4 New Dinner Destinations to Check Out

From Latin American fare in South Lake Union to kaiseki in the Denny Regrade.

By Nosh Pit Staff April 16, 2018

Oro kitchen euicmv

The vibrant spread at Oro Kitchen and Gold Bar.

Oro Kitchen and Gold Bar

Two of South Lake Unions latest, but not certainly not the last, restaurant and bar combo spaces arrived in late February. Edison bulbs burn in gilded chandeliers. The walls are high and painted black, ready to turn the place intimate and candlelit when the sun goes down, and a disco ball spins overhead during Friday happy hour, spitting lonesome beams of light, all of which give the space a weird moodlessness: even though it’s packed, its bustle feels transient—lodged somewhere between cafe and lounge. Gold Bar, and its sibling lunch spot, Oro’s Kitchen, is co-owned by Manu Alfau, owner of Manu’s Bodega in Pioneer Square, and those same Latin flavors predominate both on the menu: empanadas, “avocado mash,” yucca fries, shrimp ceviche, and tacos. The tacos, which have their own section of the menu, are fine, $6 for a pair, which add up to three to four bites each. They arrive in cardboard tray and their shells are pleasantly greasy.


Chef Hiro Tawara opened his kaiseki restaurant on March 28 in the Denny Regrade (née Belltown), where the art of meticulously coursed Japanese cuisine takes over a space once dedicated to Taco Del Mar burritos. Tawara's modern Northwest kaiseki menu changes with the seasons, but its opening offerings included a delicate clam suimono soup, a sushi course—putting his years working at Sushi Kappo Tamura and Shiro's Sushi to good use, a dish of braised Pacific oysters, glazed fried rice balls with king crab, Kagoshima A5 Wagyu beef with quail eggs, and black sesame seed ice cream with a rolled yuzu cream cheese cake. Choose between the premium kaiseki option (starts at $100, chef's counter only) or the mini kaiseki option (a choice of five different dishes, $60, dining room).

Petite Galerie

Rob Sevcik spent years as Thierry Rautureau’s trusted lieutenant before striking out on his own in this elegant gray-toned dining room in Madison Valley. As the name implies, small plates are the heart of Petite Galerie’s dinner menu. The menu’s four sections (land, sea, earth, and heaven, aka dessert) change often, but might include seared scallops with sweet pea flan, wagyu coulotte with a gratin of cambozola cheese, or a fancy take on garlic bread. Lunch is a more straightforward—and fantastic—lineup of soups, salads, and sandwiches for the neighborhood. 

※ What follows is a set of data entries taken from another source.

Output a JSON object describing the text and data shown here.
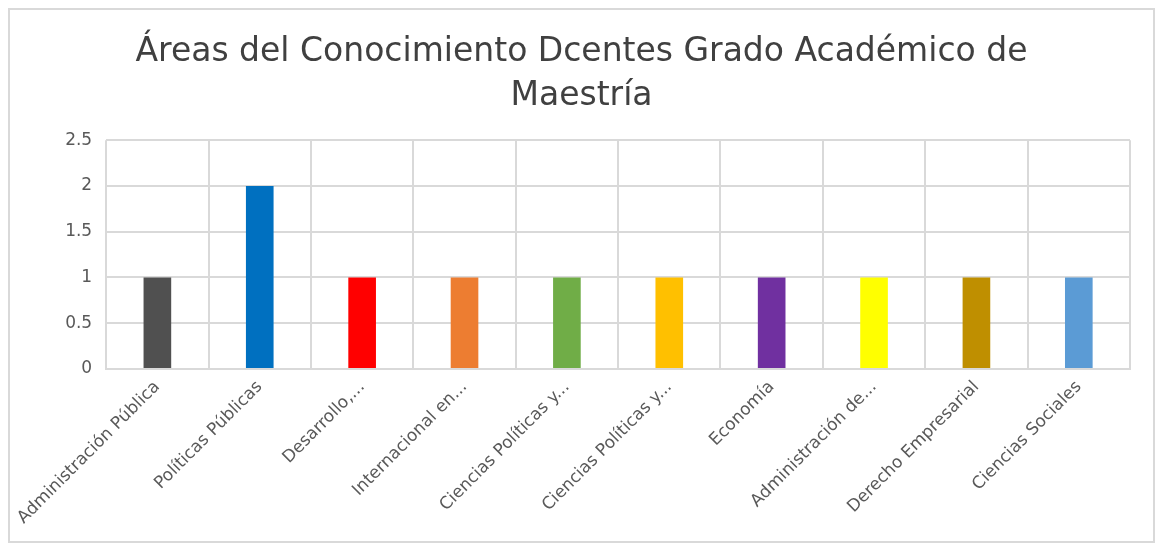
{
  "chart_data": {
    "type": "bar",
    "title": "Áreas del Conocimiento Dcentes Grado Académico de Maestría",
    "categories": [
      "Administración Pública",
      "Políticas Públicas",
      "Desarrollo,...",
      "Internacional en...",
      "Ciencias Políticas y...",
      "Ciencias Políticas y...",
      "Economía",
      "Administración de...",
      "Derecho Empresarial",
      "Ciencias Sociales"
    ],
    "values": [
      1,
      2,
      1,
      1,
      1,
      1,
      1,
      1,
      1,
      1
    ],
    "colors": [
      "#505050",
      "#0070c0",
      "#ff0000",
      "#ed7d31",
      "#70ad47",
      "#ffc000",
      "#7030a0",
      "#ffff00",
      "#bf8f00",
      "#5b9bd5"
    ],
    "ylim": [
      0,
      2.5
    ],
    "yticks": [
      0,
      0.5,
      1,
      1.5,
      2,
      2.5
    ],
    "grid": true,
    "legend": false
  }
}
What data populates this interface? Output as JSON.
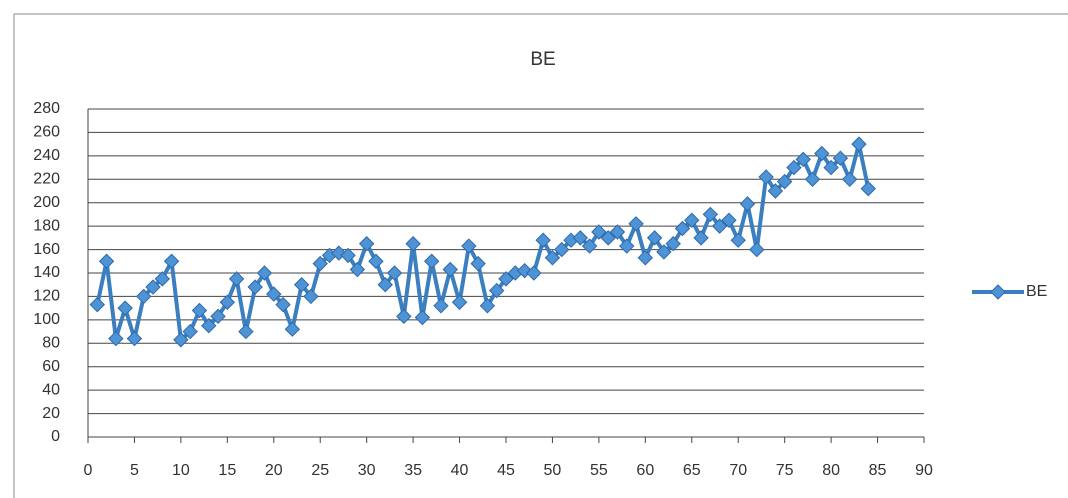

The handsome new restaurant inside the recently revamped Hotel Theodore is a handy downtown destination for late-night negronis, some perfectly grilled seasonal rockfish before the theater, or just a glass of Washington wine and an ocean-leaning snack, like slices of Sea Wolf bread heaped with coconut- and fennel-rich crabmeat. Rider’s prices reflect both its hotel location and the carefully sourced proteins, but the happy hour menu runs the gamut from shaved kohlrabi salad to crisp, herb-dusted fries.